Features
Hard times send shopper to bargain bins, second-hand retail
At the Crossroads Trading Company, Nika Thomas fingers a pair of black leather boots and explains her recent job lay-off. Until last fall, she worked at IKON, an office-supply shop. Then the economy went south, and she was let go. She gave up her frequent shopping haunts.
“I shop less now at stores like Macy’s and Nordstroms,” said Thomas, 23. She settles on the boots, a mid-length skirt and heads to the register. The total is $18. “Now I shop at consignment shops, second-hand stores; that sort of thing,” she said.
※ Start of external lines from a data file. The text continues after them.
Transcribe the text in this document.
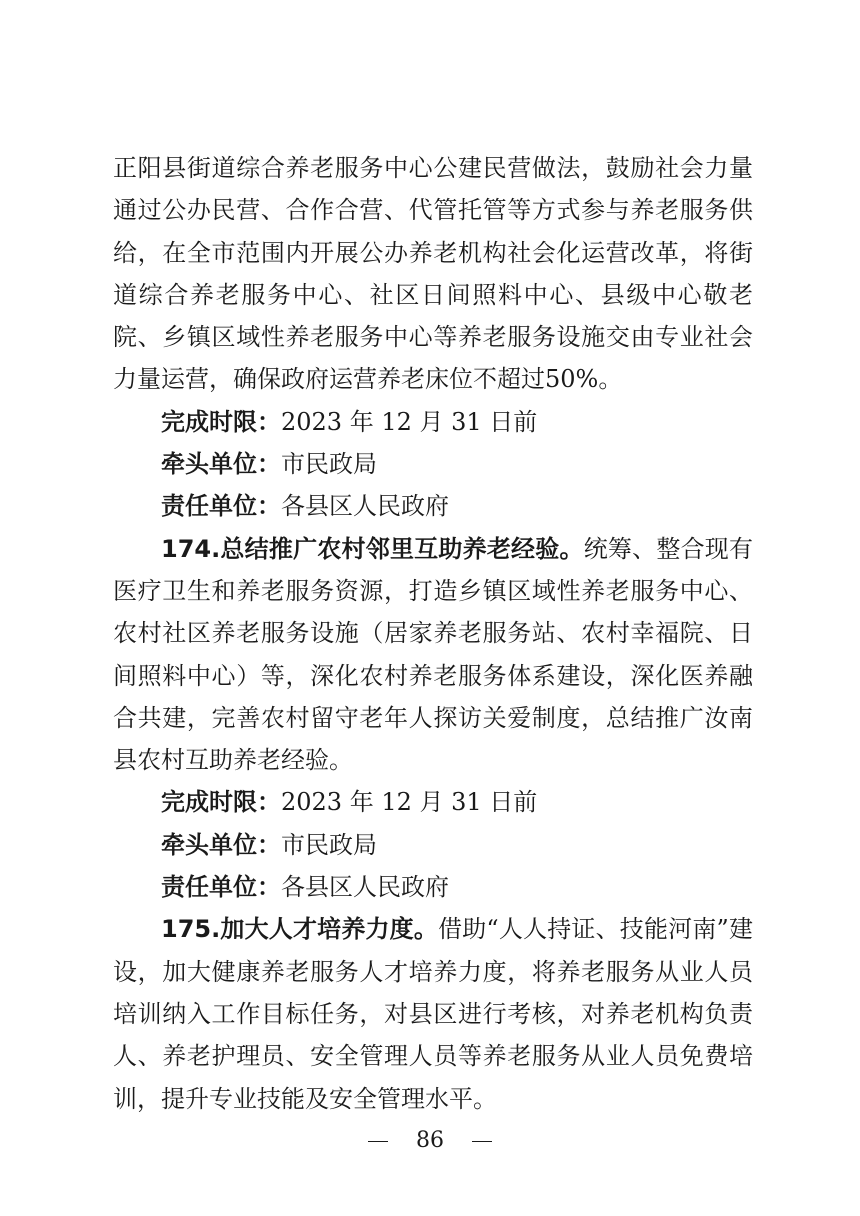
正阳县街道综合养老服务中心公建民营做法，鼓励社会力量通过公办民营、合作合营、代管托管等方式参与养老服务供给，在全市范围内开展公办养老机构社会化运营改革，将街道综合养老服务中心、社区日间照料中心、县级中心敬老院、乡镇区域性养老服务中心等养老服务设施交由专业社会力量运营，确保政府运营养老床位不超过50%。

完成时限：2023 年 12 月 31 日前

牵头单位：市民政局

责任单位：各县区人民政府

174.总结推广农村邻里互助养老经验。统筹、整合现有医疗卫生和养老服务资源，打造乡镇区域性养老服务中心、农村社区养老服务设施（居家养老服务站、农村幸福院、日间照料中心）等，深化农村养老服务体系建设，深化医养融合共建，完善农村留守老年人探访关爱制度，总结推广汝南县农村互助养老经验。

完成时限：2023 年 12 月 31 日前

牵头单位：市民政局

责任单位：各县区人民政府

175.加大人才培养力度。借助“人人持证、技能河南”建设，加大健康养老服务人才培养力度，将养老服务从业人员培训纳入工作目标任务，对县区进行考核，对养老机构负责人、养老护理员、安全管理人员等养老服务从业人员免费培训，提升专业技能及安全管理水平。

86
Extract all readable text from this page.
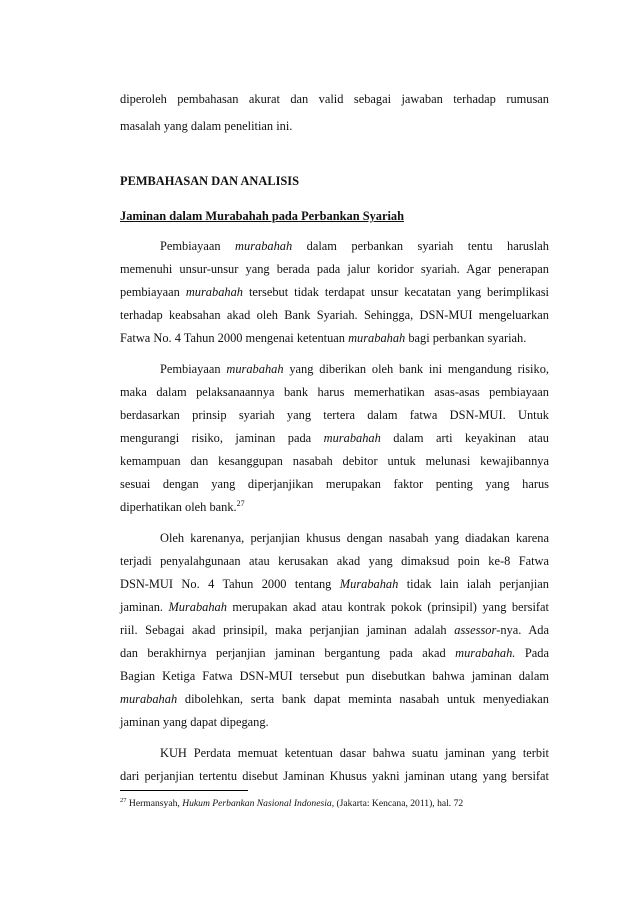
diperoleh pembahasan akurat dan valid sebagai jawaban terhadap rumusan
masalah yang dalam penelitian ini.
PEMBAHASAN DAN ANALISIS
Jaminan dalam Murabahah pada Perbankan Syariah
Pembiayaan murabahah dalam perbankan syariah tentu haruslah
memenuhi unsur-unsur yang berada pada jalur koridor syariah. Agar penerapan
pembiayaan murabahah tersebut tidak terdapat unsur kecatatan yang berimplikasi
terhadap keabsahan akad oleh Bank Syariah. Sehingga, DSN-MUI mengeluarkan
Fatwa No. 4 Tahun 2000 mengenai ketentuan murabahah bagi perbankan syariah.
Pembiayaan murabahah yang diberikan oleh bank ini mengandung risiko,
maka dalam pelaksanaannya bank harus memerhatikan asas-asas pembiayaan
berdasarkan prinsip syariah yang tertera dalam fatwa DSN-MUI. Untuk
mengurangi risiko, jaminan pada murabahah dalam arti keyakinan atau
kemampuan dan kesanggupan nasabah debitor untuk melunasi kewajibannya
sesuai dengan yang diperjanjikan merupakan faktor penting yang harus
diperhatikan oleh bank.$^{27}$
Oleh karenanya, perjanjian khusus dengan nasabah yang diadakan karena
terjadi penyalahgunaan atau kerusakan akad yang dimaksud poin ke-8 Fatwa
DSN-MUI No. 4 Tahun 2000 tentang Murabahah tidak lain ialah perjanjian
jaminan. Murabahah merupakan akad atau kontrak pokok (prinsipil) yang bersifat
riil. Sebagai akad prinsipil, maka perjanjian jaminan adalah assessor-nya. Ada
dan berakhirnya perjanjian jaminan bergantung pada akad murabahah. Pada
Bagian Ketiga Fatwa DSN-MUI tersebut pun disebutkan bahwa jaminan dalam
murabahah dibolehkan, serta bank dapat meminta nasabah untuk menyediakan
jaminan yang dapat dipegang.
KUH Perdata memuat ketentuan dasar bahwa suatu jaminan yang terbit
dari perjanjian tertentu disebut Jaminan Khusus yakni jaminan utang yang bersifat
$^{27}$ Hermansyah, Hukum Perbankan Nasional Indonesia, (Jakarta: Kencana, 2011), hal. 72
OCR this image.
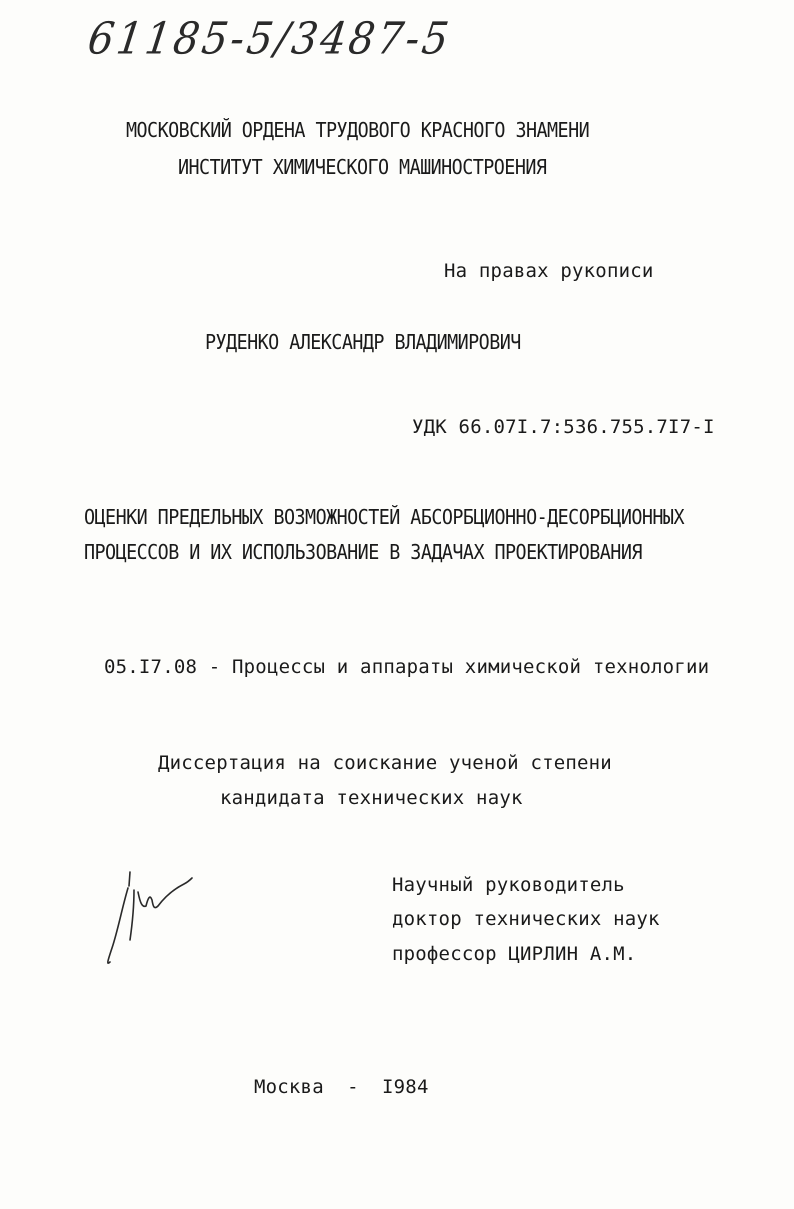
61185-5/3487-5
МОСКОВСКИЙ ОРДЕНА ТРУДОВОГО КРАСНОГО ЗНАМЕНИ
ИНСТИТУТ ХИМИЧЕСКОГО МАШИНОСТРОЕНИЯ
На правах рукописи
РУДЕНКО АЛЕКСАНДР ВЛАДИМИРОВИЧ
УДК 66.07I.7:536.755.7I7-I
ОЦЕНКИ ПРЕДЕЛЬНЫХ ВОЗМОЖНОСТЕЙ АБСОРБЦИОННО-ДЕСОРБЦИОННЫХ
ПРОЦЕССОВ И ИХ ИСПОЛЬЗОВАНИЕ В ЗАДАЧАХ ПРОЕКТИРОВАНИЯ
05.I7.08 - Процессы и аппараты химической технологии
Диссертация на соискание ученой степени
кандидата технических наук
Научный руководитель
доктор технических наук
профессор ЦИРЛИН А.М.
Москва  -  I984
She wasn’t the only fiscal conservative at Crossroads. The store trades in new and used clothing on College Avenue in Berkeley. It also buys old clothing for resale and sells a few items on consignment.
“People come in and say, ‘I’ve just lost my job!’ said Crossroads manager Kristofer Velasquez. “But they’re still shopping.”
While the recession has slowed business at most retail shops, Velasquez said that his business has been steady, if not improved. Customers said that Crossroads and other second-hand stores are reasonable compromises between expensive boutiques and lower-end thrift-stores.
“People can still take care of their shopping addiction,” said Velasquez, “but not spend as much.”
About half the shoppers on a recent Tuesday said they’d been laid off at some point. A few have been re-hired. All said they were worried about the sluggish economy.
“My friends are scaling down,” said Matt Russell, as he browsed men’s jeans. “People are worried about the basics – paying bills, getting groceries.”
California’s unemployment rate of 6.2 percent now tops the 5.6 percent national rate, and San Francisco’s unemployment is a record 7 percent, according to recent figures released by the state’s Employment Development Department. And a break from the recession, at least for California, is not in sight.
So even at second-hand stores shoppers want bargains.
“People are not buying as much expensive stuff,” said Emily Gautier, a Crossroads clerk, “it’s more the ten-dollar-and-under pile.” While the occasional Gucci hits the rack, prices rarely top $60 dollars, and most clothing at Crossroads is casual. Some is even a steal. The price for a pair of brown-velvet Gap-pants: nine dollars.
It’s prices like these that drew Dianne Mighetto into the store on Tuesday. She had a baby last month and is searching for non-maternity blue-jeans. Her little girl gives her cause to celebrate, she said, but not to splurge. She has not lost work because of the recession, but it has worried her. Since it began, she said, “everything has changed.”
“I am on a total budget,” she said, her arm cradling ten pairs of jeans. “I’m looking for one pair. These jeans are half-off, so that’s like $12.” Like many shoppers at Crossroads, she wants to find a bargain, but not look like she’s wearing one. The store sells used clothing that is “pleasing,” according to a flyer that outlines the store’s guidelines. It stipulates that it will only buy clothing that is “clean, without spots, holes or odors.” The store’s meticulousness sells.
“It’s nice to cut corners and still get nice things,” said Mighetto. “That’s why I come here.”
Others come hoping to off-load a bag of old clothes. They are recently unemployed and panicked, says Velasquez, and hope to make enough to “pay the rent.”
Crossroads pays sellers 40 percent of the item’s selling price in the store. One woman left the shop on Tuesday with $30 dollars cash for two pair of pants, a suede top and a jean jacket. It’s a handy sum, but probably won’t cover a week’s groceries, never mind a month’s rent.
But then, it all depends on the scale you work with. “There were a few people who worked at Levi’s and had thousands of dollars of free samples and clothing they’d bought with discounts,” said Velasquez. “Then they were laid off. So they brought them down here and sold them to us.”